To calm investors giddy about premium travel returning, Air NZ justifies its move by saying only one in eight business seats gets sold on flights out of Wellington and Christchurch. That means one seat was sold in the entire business cabin.
Economy on all Trans-Tasman/Pacific Islands flights (A320, B747, B767, B777) will be split into four different service levels with the hard product staying the same. Price differences have not yet been released.
The airline will trial the structure out of Christchurch with fares going on sale from 29 April for travel from late August. The structure goes Trans-Tasman system-wide in early September with service being rolled out from late November.
See Air NZ's diagram of the four services:
Splitting economy into different categories was first floated in the region by Virgin Blue CEO Brett Godfrey last September, although his thoughts on Virgin Blue's "Airline of the Future" also included changing seat pitch. Air NZ's announcement is by no means an exact replication, but they are on Godfrey's heels.
And Air NZ has also made a mistake.
As Air NZ's diagram shows, the further down you go on the list the more amenities you have. If you want to choose your seat you also have to pay for luggage and a meal. If you want lounge access, you also have to pay for the seat next to you to be empty.
But what if you want a meal and no bag?

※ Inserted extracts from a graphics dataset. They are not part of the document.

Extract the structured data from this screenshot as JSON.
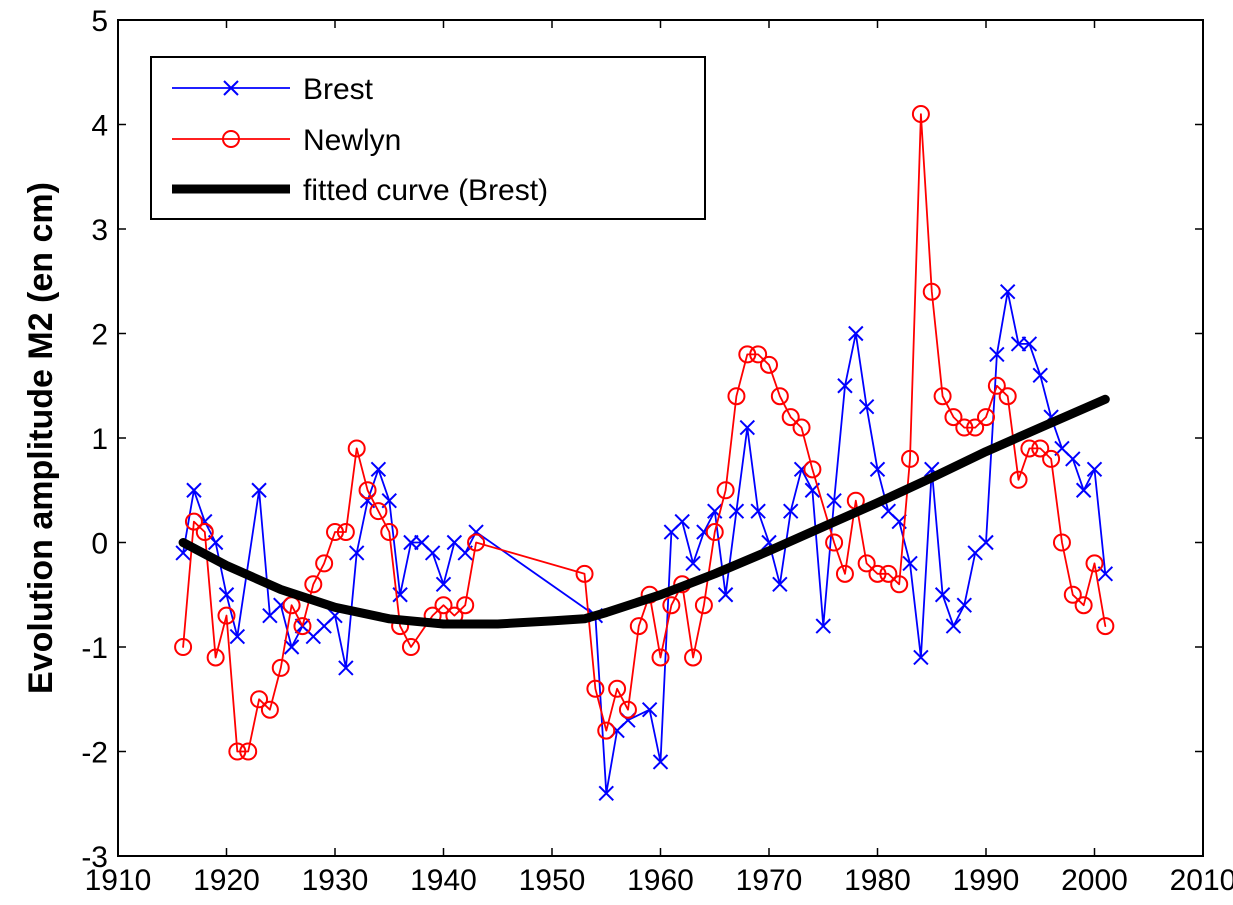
{
  "chart_data": {
    "type": "line",
    "title": "",
    "xlabel": "",
    "ylabel": "Evolution amplitude M2 (en cm)",
    "xlim": [
      1910,
      2010
    ],
    "ylim": [
      -3,
      5
    ],
    "xticks": [
      1910,
      1920,
      1930,
      1940,
      1950,
      1960,
      1970,
      1980,
      1990,
      2000,
      2010
    ],
    "yticks": [
      -3,
      -2,
      -1,
      0,
      1,
      2,
      3,
      4,
      5
    ],
    "grid": false,
    "legend_position": "top-left",
    "series": [
      {
        "name": "Brest",
        "color": "#0000ff",
        "marker": "x",
        "x": [
          1916,
          1917,
          1918,
          1919,
          1920,
          1921,
          1923,
          1924,
          1925,
          1926,
          1927,
          1928,
          1929,
          1930,
          1931,
          1932,
          1933,
          1934,
          1935,
          1936,
          1937,
          1938,
          1939,
          1940,
          1941,
          1942,
          1943,
          1954,
          1955,
          1956,
          1957,
          1959,
          1960,
          1961,
          1962,
          1963,
          1964,
          1965,
          1966,
          1967,
          1968,
          1969,
          1970,
          1971,
          1972,
          1973,
          1974,
          1975,
          1976,
          1977,
          1978,
          1979,
          1980,
          1981,
          1982,
          1983,
          1984,
          1985,
          1986,
          1987,
          1988,
          1989,
          1990,
          1991,
          1992,
          1993,
          1994,
          1995,
          1996,
          1997,
          1998,
          1999,
          2000,
          2001
        ],
        "y": [
          -0.1,
          0.5,
          0.2,
          0.0,
          -0.5,
          -0.9,
          0.5,
          -0.7,
          -0.6,
          -1.0,
          -0.8,
          -0.9,
          -0.8,
          -0.7,
          -1.2,
          -0.1,
          0.4,
          0.7,
          0.4,
          -0.5,
          0.0,
          0.0,
          -0.1,
          -0.4,
          0.0,
          -0.1,
          0.1,
          -0.7,
          -2.4,
          -1.8,
          -1.7,
          -1.6,
          -2.1,
          0.1,
          0.2,
          -0.2,
          0.1,
          0.3,
          -0.5,
          0.3,
          1.1,
          0.3,
          0.0,
          -0.4,
          0.3,
          0.7,
          0.5,
          -0.8,
          0.4,
          1.5,
          2.0,
          1.3,
          0.7,
          0.3,
          0.2,
          -0.2,
          -1.1,
          0.7,
          -0.5,
          -0.8,
          -0.6,
          -0.1,
          0.0,
          1.8,
          2.4,
          1.9,
          1.9,
          1.6,
          1.2,
          0.9,
          0.8,
          0.5,
          0.7,
          -0.3
        ]
      },
      {
        "name": "Newlyn",
        "color": "#ff0000",
        "marker": "o",
        "x": [
          1916,
          1917,
          1918,
          1919,
          1920,
          1921,
          1922,
          1923,
          1924,
          1925,
          1926,
          1927,
          1928,
          1929,
          1930,
          1931,
          1932,
          1933,
          1934,
          1935,
          1936,
          1937,
          1939,
          1940,
          1941,
          1942,
          1943,
          1953,
          1954,
          1955,
          1956,
          1957,
          1958,
          1959,
          1960,
          1961,
          1962,
          1963,
          1964,
          1965,
          1966,
          1967,
          1968,
          1969,
          1970,
          1971,
          1972,
          1973,
          1974,
          1976,
          1977,
          1978,
          1979,
          1980,
          1981,
          1982,
          1983,
          1984,
          1985,
          1986,
          1987,
          1988,
          1989,
          1990,
          1991,
          1992,
          1993,
          1994,
          1995,
          1996,
          1997,
          1998,
          1999,
          2000,
          2001
        ],
        "y": [
          -1.0,
          0.2,
          0.1,
          -1.1,
          -0.7,
          -2.0,
          -2.0,
          -1.5,
          -1.6,
          -1.2,
          -0.6,
          -0.8,
          -0.4,
          -0.2,
          0.1,
          0.1,
          0.9,
          0.5,
          0.3,
          0.1,
          -0.8,
          -1.0,
          -0.7,
          -0.6,
          -0.7,
          -0.6,
          0.0,
          -0.3,
          -1.4,
          -1.8,
          -1.4,
          -1.6,
          -0.8,
          -0.5,
          -1.1,
          -0.6,
          -0.4,
          -1.1,
          -0.6,
          0.1,
          0.5,
          1.4,
          1.8,
          1.8,
          1.7,
          1.4,
          1.2,
          1.1,
          0.7,
          0.0,
          -0.3,
          0.4,
          -0.2,
          -0.3,
          -0.3,
          -0.4,
          0.8,
          4.1,
          2.4,
          1.4,
          1.2,
          1.1,
          1.1,
          1.2,
          1.5,
          1.4,
          0.6,
          0.9,
          0.9,
          0.8,
          0.0,
          -0.5,
          -0.6,
          -0.2,
          -0.8
        ]
      },
      {
        "name": "fitted curve (Brest)",
        "color": "#000000",
        "marker": "none",
        "x": [
          1916,
          1920,
          1925,
          1930,
          1935,
          1940,
          1945,
          1950,
          1953,
          1955,
          1960,
          1965,
          1970,
          1975,
          1980,
          1985,
          1990,
          1995,
          2001
        ],
        "y": [
          0.0,
          -0.22,
          -0.45,
          -0.62,
          -0.73,
          -0.78,
          -0.78,
          -0.75,
          -0.73,
          -0.67,
          -0.5,
          -0.3,
          -0.08,
          0.15,
          0.38,
          0.62,
          0.87,
          1.1,
          1.37
        ]
      }
    ]
  }
}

Or lounge access but couldn't care about the seat next to you because you'll sleep?
That's the argument LCCs hold dearly. AirAsia X now offers lie-flat business-class-like beds (post on that coming in the next few days), but if you want a meal you'll still need to pay for it separately.

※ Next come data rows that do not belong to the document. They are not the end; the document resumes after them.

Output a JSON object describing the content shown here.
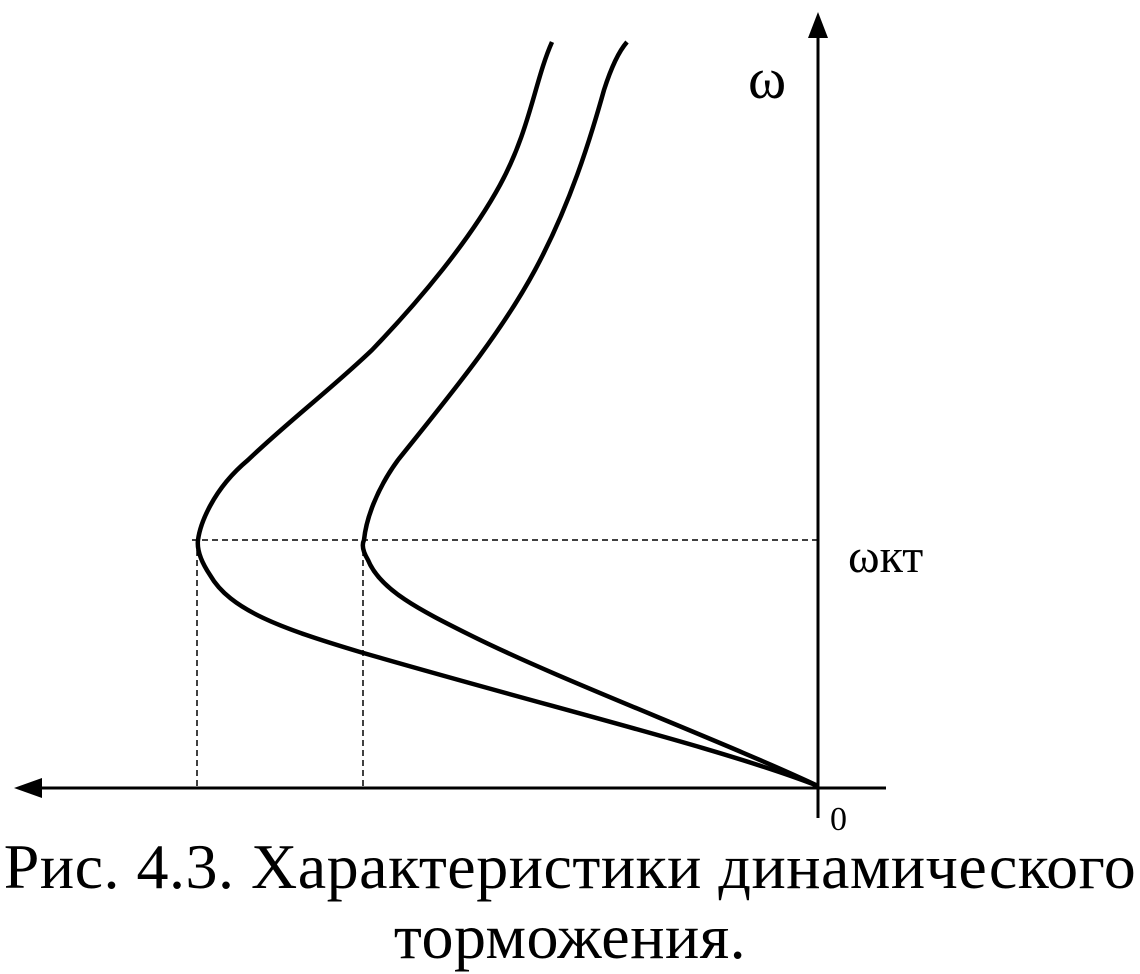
{
  "diagram": {
    "y_axis_label": "ω",
    "critical_speed_label": "ωкт",
    "origin_label": "0",
    "curve_count": 2
  },
  "caption": {
    "line1": "Рис. 4.3. Характеристики динамического",
    "line2": "торможения."
  }
}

Therein lies the crux: Air NZ needs to compete better with Virgin Blue and Jetstar, whom it is losing passengers to, without being branded a low-cost carrier and damaging its reputation for more lucrative long-haul bookings. LCCs have nothing to lose and passengers to gain.Sunday update:
Air NZ General Manager Shorthaul Airlines Bruce Parton wrote
on an online forum: "The key for this is that the leisure end of the market is the largest
(72%) and is fast growing both in NZ and Aust[.] We have to be able to compete there and its all about price - this
product lets us do that without becoming a budget airline".
Air NZ rightfully gets credit as being innovative for its past initiatives like the Skycouch
and selling of empty seats
, but in this case if the carrier really wanted to be innovative it would have completely unbundled its product and given passengers complete choice.
Unbundling has been a hot topic these past few years, but will Air NZ's
response catch on in the short/medium-haul market, or will other full-service carriers (particularly in the US) go for a true a-la-carte model?
*Airline Route reports service from Auckland to Papeete, Niue, Perth and Sydney to Rarotonga will go unchanged, but Air NZ could not be contacted to confirm this.